Sanford achieves functionalizations of C–H bonds, alkenes, and alkynes by harnessing the power of palladium in a high oxidation state, a state that once was largely ignored by chemists. Hints that high-oxidation-state palladium could do fascinating chemistry were in elegant studies by others, Sanford says. “It wasn’t that I came up with anything brand-new.”

But colleagues say Sanford’s work sets her apart. “Many groups now investigate C–H bond functionalization using Sanford’s strategy. Her work results from a remarkable depth of thought, design, and mechanistic analysis,” according to John F. Hartwig, the Kenneth L. Rinehart Jr. Professor of Chemistry at the University of Illinois, Urbana-Champaign.

Sanford “is unquestionably producing some of the most exciting synthetic methods and metal catalysis work in the field,” says Paul A. Wender, Bergstrom Professor of Chemistry at Stanford University.

The reactivity of other high-oxidation-state metals, such as nickel, also intrigues Sanford. “If we learn how to stabilize them, then we can think about getting them to do exciting chemistry,” she says. Her team is also dabbling in energy research by working on new ways to convert methane to methanol, oligomerize methane, and more.

Sanford earned a B.S. and M.S. at Yale University, working with Robert H. Crabtree. She received her chemistry Ph.D. from California Institute of Technology, where she worked for Nobel Laureate Robert H. Grubbs. After a National Institutes of Health postdoctoral fellowship at Princeton University with John T. Groves, she began her independent career at Michigan in 2003.

She has received a number of other accolades, including a 2006 National Science Foundation Career Award, a 2008 ACS Cope Scholar Award, selection as one of the “brilliant 10” in Popular Science magazine in 2009, and numerous awards from pharmaceutical and chemical companies.

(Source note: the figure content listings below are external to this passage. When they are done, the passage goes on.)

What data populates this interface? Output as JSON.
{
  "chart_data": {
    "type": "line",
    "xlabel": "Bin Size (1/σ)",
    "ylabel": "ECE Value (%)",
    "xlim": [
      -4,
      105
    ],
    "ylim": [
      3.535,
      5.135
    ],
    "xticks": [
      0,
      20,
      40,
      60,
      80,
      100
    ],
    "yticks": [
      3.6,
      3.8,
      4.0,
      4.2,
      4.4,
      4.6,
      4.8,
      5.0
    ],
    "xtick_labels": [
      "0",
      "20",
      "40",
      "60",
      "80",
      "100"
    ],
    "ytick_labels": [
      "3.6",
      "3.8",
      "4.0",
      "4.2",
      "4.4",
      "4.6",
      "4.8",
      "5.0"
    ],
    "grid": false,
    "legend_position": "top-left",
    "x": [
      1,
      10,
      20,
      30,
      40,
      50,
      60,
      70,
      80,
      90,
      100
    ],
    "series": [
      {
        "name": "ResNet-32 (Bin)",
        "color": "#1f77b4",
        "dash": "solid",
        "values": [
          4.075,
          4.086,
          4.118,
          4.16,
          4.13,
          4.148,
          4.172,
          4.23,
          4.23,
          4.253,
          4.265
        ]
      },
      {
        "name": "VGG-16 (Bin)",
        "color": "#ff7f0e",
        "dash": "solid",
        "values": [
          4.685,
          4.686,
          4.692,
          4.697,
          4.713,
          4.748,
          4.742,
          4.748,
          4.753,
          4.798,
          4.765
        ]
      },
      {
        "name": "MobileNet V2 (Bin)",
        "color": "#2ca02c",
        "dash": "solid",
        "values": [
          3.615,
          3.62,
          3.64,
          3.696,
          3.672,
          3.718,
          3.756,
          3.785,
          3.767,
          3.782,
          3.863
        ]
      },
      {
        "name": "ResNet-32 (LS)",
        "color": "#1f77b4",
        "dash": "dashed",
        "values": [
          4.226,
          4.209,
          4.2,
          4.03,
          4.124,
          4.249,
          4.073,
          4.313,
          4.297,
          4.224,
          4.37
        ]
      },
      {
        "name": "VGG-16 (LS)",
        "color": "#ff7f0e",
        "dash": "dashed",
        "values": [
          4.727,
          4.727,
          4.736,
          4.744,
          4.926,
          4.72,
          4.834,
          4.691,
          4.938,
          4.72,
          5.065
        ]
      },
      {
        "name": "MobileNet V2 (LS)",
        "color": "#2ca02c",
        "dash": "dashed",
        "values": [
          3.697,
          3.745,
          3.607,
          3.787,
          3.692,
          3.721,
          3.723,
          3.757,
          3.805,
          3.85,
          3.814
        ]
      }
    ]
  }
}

And she’s regarded as a superb teacher and mentor. Having now stepped into more senior roles, “I’ve started to realize how much work people did on my behalf—how much of other people’s time has gone into my having a successful career,” Sanford says. “It’s important for me to give back.”

Sanford will present award addresses before the ACS Divisions of Inorganic and of Organic Chemistry.